Pantau - Skandal demurrage atau denda impor beras sebesar Rp294,5 miliar yang menimpa Perum Bulog diduga melibatkan oligarki.
Akademisi dari Universitas Islam Syekh Yusuf (UNIS), Adib Miftahul menilai, sikap Perum Bulog yang mengklaim transparansi terkait lelang impor beras terkesan mencurigakan dan mungkin dikendalikan oleh oligarki.
“Jangan-jangan ada upaya sistematis dan terstruktur yang dikendalikan oleh oligarki. Saya lebih sering menyebutnya mafia impor beras.
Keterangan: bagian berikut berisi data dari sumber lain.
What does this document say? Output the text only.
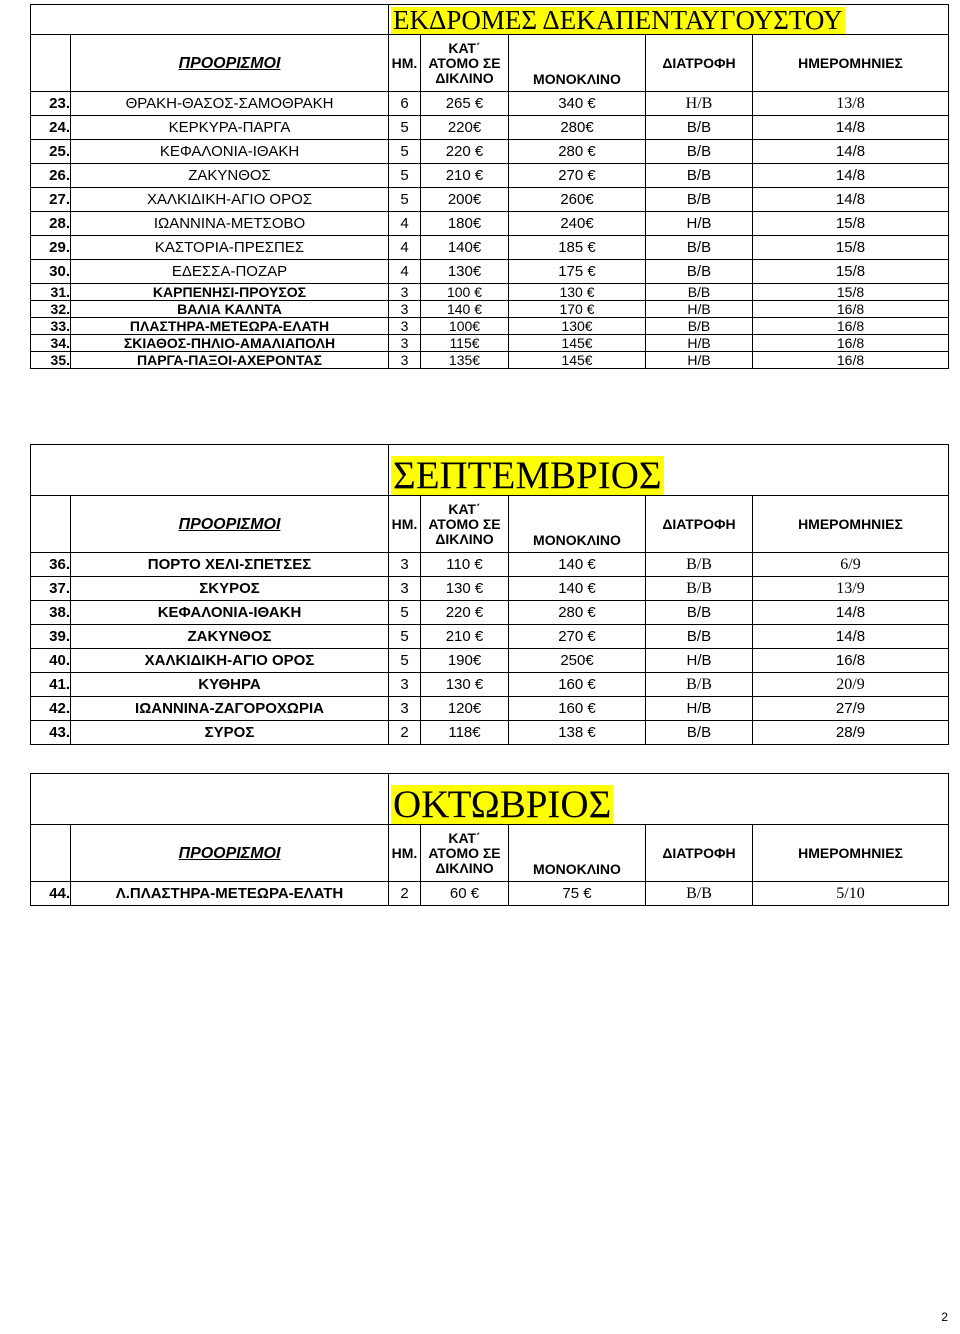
		ΕΚΔΡΟΜΕΣ ΔΕΚΑΠΕΝΤΑΥΓΟΥΣΤΟΥ				
	ΠΡΟΟΡΙΣΜΟΙ	ΗΜ.	ΚΑΤ΄
ΑΤΟΜΟ ΣΕ
ΔΙΚΛΙΝΟ	ΜΟΝΟΚΛΙΝΟ	ΔΙΑΤΡΟΦΗ	ΗΜΕΡΟΜΗΝΙΕΣ
23.	ΘΡΑΚΗ-ΘΑΣΟΣ-ΣΑΜΟΘΡΑΚΗ	6	265 €	340 €	Η/Β	13/8
24.	ΚΕΡΚΥΡΑ-ΠΑΡΓΑ	5	220€	280€	Β/Β	14/8
25.	ΚΕΦΑΛΟΝΙΑ-ΙΘΑΚΗ	5	220 €	280 €	Β/Β	14/8
26.	ΖΑΚΥΝΘΟΣ	5	210 €	270 €	Β/Β	14/8
27.	ΧΑΛΚΙΔΙΚΗ-ΑΓΙΟ ΟΡΟΣ	5	200€	260€	Β/Β	14/8
28.	ΙΩΑΝΝΙΝΑ-ΜΕΤΣΟΒΟ	4	180€	240€	Η/Β	15/8
29.	ΚΑΣΤΟΡΙΑ-ΠΡΕΣΠΕΣ	4	140€	185 €	Β/Β	15/8
30.	ΕΔΕΣΣΑ-ΠΟΖΑΡ	4	130€	175 €	Β/Β	15/8
31.	ΚΑΡΠΕΝΗΣΙ-ΠΡΟΥΣΟΣ	3	100 €	130 €	Β/Β	15/8
32.	ΒΑΛΙΑ ΚΑΛΝΤΑ	3	140 €	170 €	Η/Β	16/8
33.	ΠΛΑΣΤΗΡΑ-ΜΕΤΕΩΡΑ-ΕΛΑΤΗ	3	100€	130€	Β/Β	16/8
34.	ΣΚΙΑΘΟΣ-ΠΗΛΙΟ-ΑΜΑΛΙΑΠΟΛΗ	3	115€	145€	Η/Β	16/8
35.	ΠΑΡΓΑ-ΠΑΞΟΙ-ΑΧΕΡΟΝΤΑΣ	3	135€	145€	Η/Β	16/8
		ΣΕΠΤΕΜΒΡΙΟΣ				
	ΠΡΟΟΡΙΣΜΟΙ	ΗΜ.	ΚΑΤ΄
ΑΤΟΜΟ ΣΕ
ΔΙΚΛΙΝΟ	ΜΟΝΟΚΛΙΝΟ	ΔΙΑΤΡΟΦΗ	ΗΜΕΡΟΜΗΝΙΕΣ
36.	ΠΟΡΤΟ ΧΕΛΙ-ΣΠΕΤΣΕΣ	3	110 €	140 €	Β/Β	6/9
37.	ΣΚΥΡΟΣ	3	130 €	140 €	Β/Β	13/9
38.	ΚΕΦΑΛΟΝΙΑ-ΙΘΑΚΗ	5	220 €	280 €	Β/Β	14/8
39.	ΖΑΚΥΝΘΟΣ	5	210 €	270 €	Β/Β	14/8
40.	ΧΑΛΚΙΔΙΚΗ-ΑΓΙΟ ΟΡΟΣ	5	190€	250€	Η/Β	16/8
41.	ΚΥΘΗΡΑ	3	130 €	160 €	Β/Β	20/9
42.	ΙΩΑΝΝΙΝΑ-ΖΑΓΟΡΟΧΩΡΙΑ	3	120€	160 €	Η/Β	27/9
43.	ΣΥΡΟΣ	2	118€	138 €	Β/Β	28/9
		ΟΚΤΩΒΡΙΟΣ				
	ΠΡΟΟΡΙΣΜΟΙ	ΗΜ.	ΚΑΤ΄
ΑΤΟΜΟ ΣΕ
ΔΙΚΛΙΝΟ	ΜΟΝΟΚΛΙΝΟ	ΔΙΑΤΡΟΦΗ	ΗΜΕΡΟΜΗΝΙΕΣ
44.	Λ.ΠΛΑΣΤΗΡΑ-ΜΕΤΕΩΡΑ-ΕΛΑΤΗ	2	60 €	75 €	Β/Β	5/10
2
Makanya, ini harus dikaji ulang, jangan-jangan ada mafia impor beras di dalam,” kata Adib kepada wartawan, Kamis (25/7/2024).
Adib juga mengkritik klaim transparansi dari Bulog, yang dinilai bertentangan dengan temuan Tim Review Kegiatan Pengadaan Beras Luar Negeri.
Ia menyampaikan, temuan tersebut menunjukkan bahwa dokumen impor beras tidak proper dan tidak lengkap, yang akhirnya menyebabkan biaya demurrage sebesar Rp294,5 miliar.
“Perlu melakukan pendalaman dan mengkaji ulang bagaimana sistem mekanisme impor beras ini. Sebab patut diduga ada sesuatu yang diatur untuk menarik keuntungan yang menyebabkan tata kelola berantakan,” lanjut Adib.
Adib juga menyoroti bahwa masalah impor beras selalu terjadi berulang kali, terutama saat musim panen petani.
“Hal ini menunjukkan bahwa tata kelola impor beras bermasalah,” pungkasnya.
Di sisi lain, Dirut Perum Bulog, Bayu Krisnamurthi, sebelumnya menjelaskan mekanisme lelang impor yang dijalankan untuk membantah isu penggelembungan harga impor beras.
Bayu menyebut, mekanisme lelang diawali dengan pengumuman terbuka bahwa Perum Bulog akan membeli sejumlah beras.
“Biasanya, peminat lelang yang mendaftar bisa mencapai 80 hingga 100 perusahaan. Namun, jumlah ini biasanya berkurang karena beberapa perusahaan mundur akibat persyaratan ketat,” ungkapnya.